Alphabet (NASDAQ:GOOG)(NASDAQ:GOOGL) reported its fourth-quarter and fiscal year 2019 results and delighted investors by revealing YouTube ad revenue. Further, after years of being CEO of Google, this was Sundar Pichai's first earnings call as CEO of both Alphabet and Google. Revealing YouTub revenue, therefore, was one of his first big moves to help investors better appreciate Alphabet's fast-growing business.

On the whole, however, Alphabet's results were disappointing, featuring lower revenue growth than analysts were predicting. However, the move toward more transparency will give investors greater insight into Alphabet's business.

Let's look at what was made known about YouTube from the earnings report.

A streaming video player

Image source: Getty Images.

Understanding Alphabet's YouTube segment

YouTube revenue includes ad revenue but it does not include nonadvertising services such as YouTube Premium, YouTube Music, and YouTube TV, which it reports in "other revenue."

In the Q4 earnings release, Pichai said, "To provide further insight into our business and the opportunities ahead, we're now disclosing our revenue on a more granular basis." Leave it to Alphabet to disclose additional information to provide more insight into the business, only to make it complicated still. Nevertheless, increasing overall clarity and visibility into the business will reduce uncertainty, which should be positive for valuation -- at least over the long haul.

Dissecting YouTube's recent performance

YouTube ads are working well for Alphabet. From 2017 to 2019, YouTube ads experienced a 36% compounded annual growth rate (CAGR) to reach revenue of over $15 billion, compared with the CAGR for Alphabet overall, which was 21%. In the tech company's fourth-quarter conference call, Pichai said, "People can now easily buy products in YouTube's home feed and search results, making it possible for advertisers to reach even more audiences." YouTube ad revenue continued to grow faster than Alphabet in Q4 specifically.

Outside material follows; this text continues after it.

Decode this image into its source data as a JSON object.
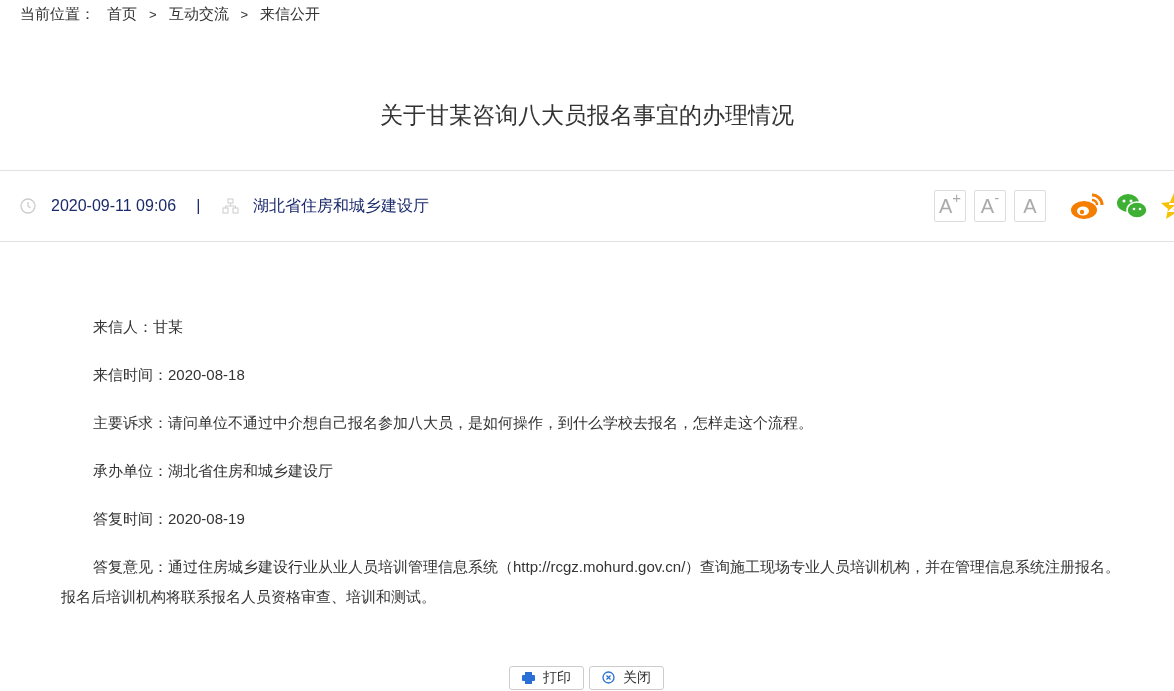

For the quarter, YouTube ad revenue increased 31% from the previous year, while revenue for Alphabet overall grew 17%.

Nonadvertising revenue for YouTube, mainly from subscriptions such as YouTube TV and YouTube Premium, notably achieved a $3 billion revenue run rate in the fourth quarter, management explained in the company's earnings call. Alphabet is investing in growing this part of its business, joining an area with intense competition.

YouTube Premium subscribers, of which it reported 20 million, can get ad-free YouTube viewing plus YouTube Music for $11.99 per month. Additionally, Alphabet reported 2 million paid customers of YouTube TV, which costs $49.99 per month and offers live TV from 70+ channels. YouTube TV compares well on price with Hulu + Live TV, which costs $54.99 per month and offers 60+ channels plus access to the entire Hulu streaming library.

What this means for investors

Alphabet is noticing a shift in online advertising. One example is YouTube engagement ads, which monetize at a lower rate than traditional search ads. If YouTube is growing revenue at the expense of more profitable segments, it could hurt Alphabet's bottom line.

Alphabet introduced more transparency in a quarter where results were disappointing. Further, it left questions still unanswered, such as margins for YouTube. But an increase in openness is always welcome by all investors.